If you had $2.9 billion in the bank, would you object to being called a billionaire? If you were Howard Schultz, the answer would be yes. 

In a Q&A with CNBC's Andrew Ross Sorkin, Schultz was asked a question about inequality from Anand Giridharadas, author of Winners Take All: "Do you agree that billionaires have too much power in American public life?"

Schultz' first response to the question was to object to the terminology. "The monicker 'billionaire' now has become the catchphrase," he said. "I would rephrase that and I would say 'people of means.'" He went on to agree that people of means, as he calls them, do indeed have too much influence over politicians of both parties, as do corporations. Then he added a plug for himself. "If I should run for president, I am not in bed with any party. I am not in bed with any special interest. All I'm trying to do is one thing, walk in the shoes of the American people."

It's easy to see why he might be sensitive to the term "billionaire" which has indeed come to be used with derision by some who object to the growing disparity between the super-wealthy and everyone else. At a recent Manhattan bookstore event for his book, a heckler shouted at Schultz: "Go back to Davos with the other billionaire elite who think they know how to run the world! That's not what democracy means!"

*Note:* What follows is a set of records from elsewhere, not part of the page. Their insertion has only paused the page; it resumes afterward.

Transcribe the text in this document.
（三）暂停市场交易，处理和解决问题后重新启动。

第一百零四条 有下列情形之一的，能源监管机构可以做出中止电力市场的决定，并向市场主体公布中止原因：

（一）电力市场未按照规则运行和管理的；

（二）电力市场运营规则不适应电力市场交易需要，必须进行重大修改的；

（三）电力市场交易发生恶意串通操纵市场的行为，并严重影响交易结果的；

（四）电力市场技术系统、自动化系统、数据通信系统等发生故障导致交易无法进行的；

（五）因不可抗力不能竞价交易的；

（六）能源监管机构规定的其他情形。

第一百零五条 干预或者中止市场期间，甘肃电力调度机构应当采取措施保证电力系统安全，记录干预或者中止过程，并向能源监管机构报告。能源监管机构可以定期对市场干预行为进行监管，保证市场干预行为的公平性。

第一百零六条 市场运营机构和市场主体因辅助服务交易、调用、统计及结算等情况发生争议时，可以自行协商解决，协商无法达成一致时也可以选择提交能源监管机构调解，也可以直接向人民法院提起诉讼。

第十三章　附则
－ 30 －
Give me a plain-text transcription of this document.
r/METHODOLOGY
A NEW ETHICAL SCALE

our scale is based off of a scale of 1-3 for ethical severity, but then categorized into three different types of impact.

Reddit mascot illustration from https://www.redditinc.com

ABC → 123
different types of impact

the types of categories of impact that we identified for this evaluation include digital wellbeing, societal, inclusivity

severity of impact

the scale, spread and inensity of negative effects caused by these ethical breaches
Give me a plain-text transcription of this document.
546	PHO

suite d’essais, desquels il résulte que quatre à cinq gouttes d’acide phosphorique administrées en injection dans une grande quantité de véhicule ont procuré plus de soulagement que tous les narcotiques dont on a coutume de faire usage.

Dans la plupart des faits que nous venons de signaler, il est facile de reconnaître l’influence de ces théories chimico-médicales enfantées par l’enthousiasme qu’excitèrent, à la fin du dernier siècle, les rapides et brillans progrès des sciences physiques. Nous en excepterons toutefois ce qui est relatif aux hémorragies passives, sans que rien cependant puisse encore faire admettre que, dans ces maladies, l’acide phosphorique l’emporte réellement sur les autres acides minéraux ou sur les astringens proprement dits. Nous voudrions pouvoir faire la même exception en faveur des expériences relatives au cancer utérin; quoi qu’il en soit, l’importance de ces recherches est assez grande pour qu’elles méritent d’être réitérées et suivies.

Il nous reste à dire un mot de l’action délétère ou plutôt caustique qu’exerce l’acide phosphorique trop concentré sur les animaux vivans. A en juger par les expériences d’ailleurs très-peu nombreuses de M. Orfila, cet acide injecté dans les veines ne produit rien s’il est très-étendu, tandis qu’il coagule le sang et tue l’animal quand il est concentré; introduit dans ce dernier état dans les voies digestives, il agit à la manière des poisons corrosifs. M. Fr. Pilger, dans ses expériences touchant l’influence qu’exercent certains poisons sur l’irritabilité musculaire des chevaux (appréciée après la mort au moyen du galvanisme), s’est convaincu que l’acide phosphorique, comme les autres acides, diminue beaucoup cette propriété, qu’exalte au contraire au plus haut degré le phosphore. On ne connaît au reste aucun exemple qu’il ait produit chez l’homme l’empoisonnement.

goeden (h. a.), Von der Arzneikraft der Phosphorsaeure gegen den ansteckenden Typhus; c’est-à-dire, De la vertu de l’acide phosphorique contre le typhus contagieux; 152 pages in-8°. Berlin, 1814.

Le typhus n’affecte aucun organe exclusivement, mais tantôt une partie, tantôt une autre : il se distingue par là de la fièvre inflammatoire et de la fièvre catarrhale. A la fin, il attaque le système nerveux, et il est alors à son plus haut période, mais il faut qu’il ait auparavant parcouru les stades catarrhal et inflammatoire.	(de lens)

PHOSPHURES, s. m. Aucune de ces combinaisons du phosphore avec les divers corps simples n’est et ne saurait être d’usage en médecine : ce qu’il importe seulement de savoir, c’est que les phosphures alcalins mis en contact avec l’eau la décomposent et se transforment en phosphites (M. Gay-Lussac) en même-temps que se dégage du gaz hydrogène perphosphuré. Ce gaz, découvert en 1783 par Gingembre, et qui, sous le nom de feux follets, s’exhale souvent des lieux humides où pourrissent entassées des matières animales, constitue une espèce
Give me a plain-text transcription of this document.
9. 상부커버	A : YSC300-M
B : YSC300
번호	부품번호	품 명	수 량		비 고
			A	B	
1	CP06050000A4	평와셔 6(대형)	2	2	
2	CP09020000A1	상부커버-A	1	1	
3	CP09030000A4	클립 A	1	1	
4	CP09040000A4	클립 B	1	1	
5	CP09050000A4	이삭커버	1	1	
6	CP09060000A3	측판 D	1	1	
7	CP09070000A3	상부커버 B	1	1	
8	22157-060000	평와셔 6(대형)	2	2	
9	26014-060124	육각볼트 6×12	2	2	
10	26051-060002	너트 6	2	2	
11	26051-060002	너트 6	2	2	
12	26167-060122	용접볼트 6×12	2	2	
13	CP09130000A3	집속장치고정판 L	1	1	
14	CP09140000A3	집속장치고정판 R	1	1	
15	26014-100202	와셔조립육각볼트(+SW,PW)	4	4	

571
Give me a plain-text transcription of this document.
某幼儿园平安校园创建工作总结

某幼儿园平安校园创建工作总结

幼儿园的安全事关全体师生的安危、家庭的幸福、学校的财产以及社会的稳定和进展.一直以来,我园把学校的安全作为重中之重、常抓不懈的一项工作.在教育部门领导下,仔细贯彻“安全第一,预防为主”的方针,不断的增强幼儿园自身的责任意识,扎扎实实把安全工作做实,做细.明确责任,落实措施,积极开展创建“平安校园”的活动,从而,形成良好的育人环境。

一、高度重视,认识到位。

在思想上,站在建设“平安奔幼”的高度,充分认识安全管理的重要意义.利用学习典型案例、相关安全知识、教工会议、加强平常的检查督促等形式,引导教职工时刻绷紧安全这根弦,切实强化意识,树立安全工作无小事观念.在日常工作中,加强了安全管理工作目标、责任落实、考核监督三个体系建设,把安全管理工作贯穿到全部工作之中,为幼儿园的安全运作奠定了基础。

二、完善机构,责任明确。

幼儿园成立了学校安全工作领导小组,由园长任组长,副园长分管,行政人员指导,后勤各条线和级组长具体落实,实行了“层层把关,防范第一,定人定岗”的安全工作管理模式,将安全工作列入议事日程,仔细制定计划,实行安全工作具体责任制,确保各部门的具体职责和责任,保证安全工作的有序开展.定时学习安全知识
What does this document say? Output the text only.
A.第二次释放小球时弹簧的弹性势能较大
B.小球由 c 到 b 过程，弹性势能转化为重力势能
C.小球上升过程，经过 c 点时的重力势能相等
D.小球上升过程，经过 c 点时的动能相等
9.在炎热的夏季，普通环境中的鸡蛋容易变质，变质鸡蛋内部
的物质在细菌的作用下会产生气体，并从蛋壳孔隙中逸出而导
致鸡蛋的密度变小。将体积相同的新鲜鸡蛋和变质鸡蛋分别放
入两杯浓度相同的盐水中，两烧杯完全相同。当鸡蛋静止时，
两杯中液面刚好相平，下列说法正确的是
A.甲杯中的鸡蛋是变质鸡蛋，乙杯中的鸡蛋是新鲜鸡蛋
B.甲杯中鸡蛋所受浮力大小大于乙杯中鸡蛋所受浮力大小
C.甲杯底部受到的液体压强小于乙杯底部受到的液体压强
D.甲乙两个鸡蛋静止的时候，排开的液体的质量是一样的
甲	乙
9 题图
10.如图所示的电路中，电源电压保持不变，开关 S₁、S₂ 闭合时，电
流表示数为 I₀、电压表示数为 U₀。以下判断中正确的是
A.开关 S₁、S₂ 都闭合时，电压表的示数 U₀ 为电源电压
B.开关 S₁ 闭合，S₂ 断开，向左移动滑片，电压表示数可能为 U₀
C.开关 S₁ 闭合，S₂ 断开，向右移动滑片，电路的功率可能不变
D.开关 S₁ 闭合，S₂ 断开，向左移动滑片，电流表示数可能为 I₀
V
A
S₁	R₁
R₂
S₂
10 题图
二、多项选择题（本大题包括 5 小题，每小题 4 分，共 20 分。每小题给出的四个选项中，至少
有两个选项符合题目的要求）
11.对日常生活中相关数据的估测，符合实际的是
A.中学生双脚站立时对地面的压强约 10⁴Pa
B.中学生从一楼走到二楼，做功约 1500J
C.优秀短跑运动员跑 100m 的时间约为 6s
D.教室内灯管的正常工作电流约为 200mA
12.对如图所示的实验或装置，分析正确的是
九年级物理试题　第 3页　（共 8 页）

I understand his desire not to be called "billionaire." But his rephrasing is merely an attempt to circumvent reality with language, something that Americans are all too familiar with. It's not a layoff, it's a "downsizing" or "rightsizing." It's not a used car, it's "pre-owned." At Starbucks, the company Schultz built, it's not lighter roast coffee (which most Americans think they don't like even though many of us do) it's "blonde." 

Facing reality?

Politicians (if that's what Schultz is--he hasn't officially said he's running yet) are not known for being overly realistic, of course. Schultz himself has homed in on this, complaining that those who support single payer health care are offering a "false narrative." "Doesn't someone have to speak the truth about what we can afford?" he asks.

It's an odd question, though, because in fact the United States is the wealthiest nation on earth and there are plenty of less wealthy ones--such as Canada, right on our border--that can afford single payer healthcare just fine. The difference is that they have higher taxes, especially on the very wealthy. Schultz says he will cut the deficit, reduce inequality, abolish extreme poverty, and give all Americans access to affordable healthcare at the same time--all without raising taxes, not even on those with more than $10 million in income. 

While you're pondering how he plans to perform this trick, consider another question. Schultz says he's considering running as an independent candidate outside either of the major parties. That announcement was met with widespread consternation from Democrats, who believe an independent Schultz would peel off some votes from the Democratic candidate (whoever that is), thus handing the presidency to Donald Trump for a further four years. Trump himself seems to think that too--he's actually dared Schultz to run. 

All this has led to a bit more non-realism from the non-billionaire with a $2.9 billion net worth. "Nobody wants to see Donald Trump removed from office more than me," he told Sorkin during the Q&A. And he promised that he would do nothing to hand the White House back to Trump for another four years.

So Sorkin posed a reasonable question: What will Schultz do if polling shows--as it almost certainly will--that his independent candidacy would split the Democratic vote and bring about a Trump victory? Schultz answered this way: "If I decide to run for president as an independent, I will believe and have the conviction and the courage to believe I can win."

In case you're wondering, the last independent to be elected president was George Washington. Having "the conviction and the courage" to think you can do something that hasn't been done in more than 200 years? That takes a particular ability to look reality in the face and refuse to see it. Kind of like believing you can "walk in the shoes of the American people" when you've got a private jet to take you wherever you want to go--a jet you bought at the same time you were closing stores and laying off employees

Compared to that, objecting to being called "billionaire" when you're a billionaire three times over just doesn't seem like that much of a stretch.